Emmylou Harris is one of those names. Serious music fans know it. Even casual music fans know it – she is one of those household names whose actual body of work kind of slips under the radar. Most of us can’t name more than one of her country music chart toppers, and while we know she is, and should be, treated in high regard as a music icon, very few actually understand the breadth of her work. To put it in perspective, we have called upon guest blogger Peter Cooper to give us a thumbnail snapshot of Harris’ accomplishments. Peter is a touring Americana musician himself , a senior music editor at the Tennessean in Nashville and has contributed liner notes to Emmylou’s Songbird box set.
For the past 36 years, Emmylou Harris has been the single greatest force for good in country music.
Now, I’m talking big-tent “country,” the kind that encompasses not only the stuff you’ll hear on terrestrial FM radio (though Emmylou has herself notched 35 Top 20 country hits) but also the scenic subdivisions of Americana, bluegrass and country-folk. And I’m measuring not in platinum albums but in communal impact.
So much of the music that I love would not exist in its present condition without Emmylou. She brought band members Rodney Crowell, Buddy Miller and Albert Lee to popular attention, and she scavenged for songs from previously unheralded writers Gillian Welch, Lucinda Williams, Kieran Kane, Julie Miller, Paul Kennerley and David Olney (among many, many more). She released the first gold-selling female-fronted bluegrass album with Roses In The Snow, a remarkable work that shone a light on American roots music in 1980, two decades prior to the O Brother, Where Art Thou? soundtrack. (And, come to think of it, she was on O Brother as well).
What else? She reminded the listening public of the wonder of The Louvin Brothers with the Top 5 remake of their “If I Could Only Win Your Love.” She gave a national platform to plenty of DC-area musicians through collaborations with John Starling, Mike Auldridge, Bill Danoff, Fayssoux Starling, The Seldom Scene, Rickie Simpkins and plenty of others. Her covers of Gram Parsons’ songs and determination to keep alive his “Cosmic American” musical vision have resulted in a Parsons audience that is far more substantial now than at the time of his 1973 death. And her vocal turns on practically innumerable projects of friends and admirers have made her the most significant harmony vocalist in pop and country history. (The lady has a gold record hanging in her downstairs bathroom, for her harmonies on Bob Dylan’s Desire album.) A few years ago, I produced an album on which Emmylou sang harmonies. I’m sure she learned a lot from my instruction. Actually, I finally figured out what the quarterback felt like whose job was to hand off to Jim Brown.
So, you take Emmylou away and my town of Nashville becomes Pottersville from It’s A Wonderful Life.

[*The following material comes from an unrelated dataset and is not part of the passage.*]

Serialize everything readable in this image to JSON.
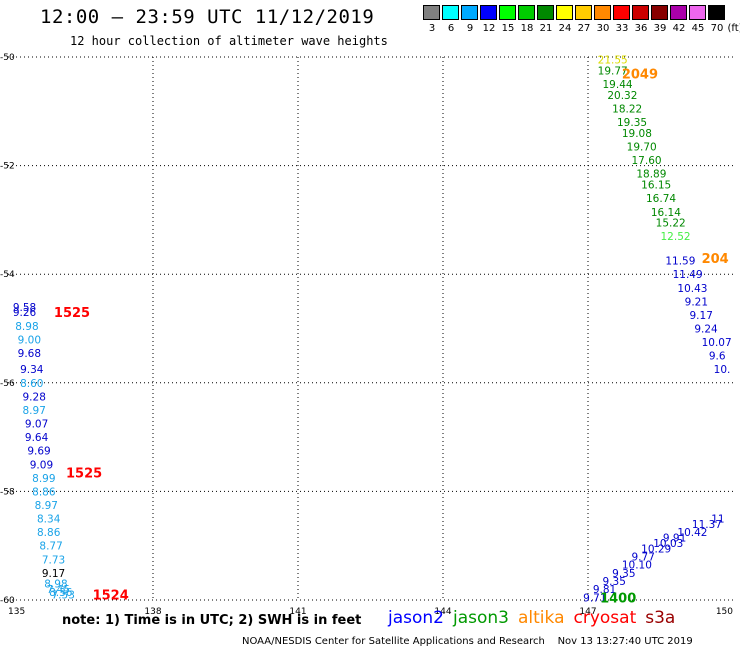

She’s crucial.
But if we somehow took away all the connections, the contributions to others’ legacies and her insistence on living a musical life of sharing and support and encouragement, we’re still left with a woman who has produced an insanely brilliant body of work, beginning with 1975’s Elite Hotel and continuing through this year’s wondrous Hard Bargain. In writing liner notes for her four-disc Songbird boxed set, I had occasion to interview her about dozens of recordings throughout her career, and I found that she has the complete, often visual memories of someone who has spent her time paying the kind of attention that can only come from love and enthusiasm and curiosity. Nothing in her world – which is now our world thanks to the recordings – was cobbled together or hastily tossed off.
This summer, Emmylou is traveling with a ferociously talented band called the Red Dirt Boys. She’s got guitar hero/singer-songwriter/nice-guy/ producer/I-hate-people-this-talented Will Kimbrough in the band now, along with multi-instrumentalist and stellar songwriter Phil Madeira, the aforementioned bluegrass ace Rickie Simpkins and the mighty rhythm section of bass man Chris Donahue and percussionist Bryan Owings. I’d pay to see these guys without Emmylou, and with their backing she’s been playing shows that feature new gems like “Darling Kate” and “The Road” along with a slew of brilliant songs from that 36-year catalogue of work that serves a road map for those of us trying to find our way to some kind of substantive and well-rooted artistry.
Did I mention that she adopts shelter dogs that would otherwise not be adopted, and then she trains them up, and then she finds good homes for them, and then they live the rest of their happy canine days with people who like to tell stories about how they own Emmylou’s dog?
Geez, she does get something wrong pretty regularly, though. Every time I’ve seen her in concert, she spends a lot of time between songs saying “Thank you” when she should clearly be saying “You’re welcome.”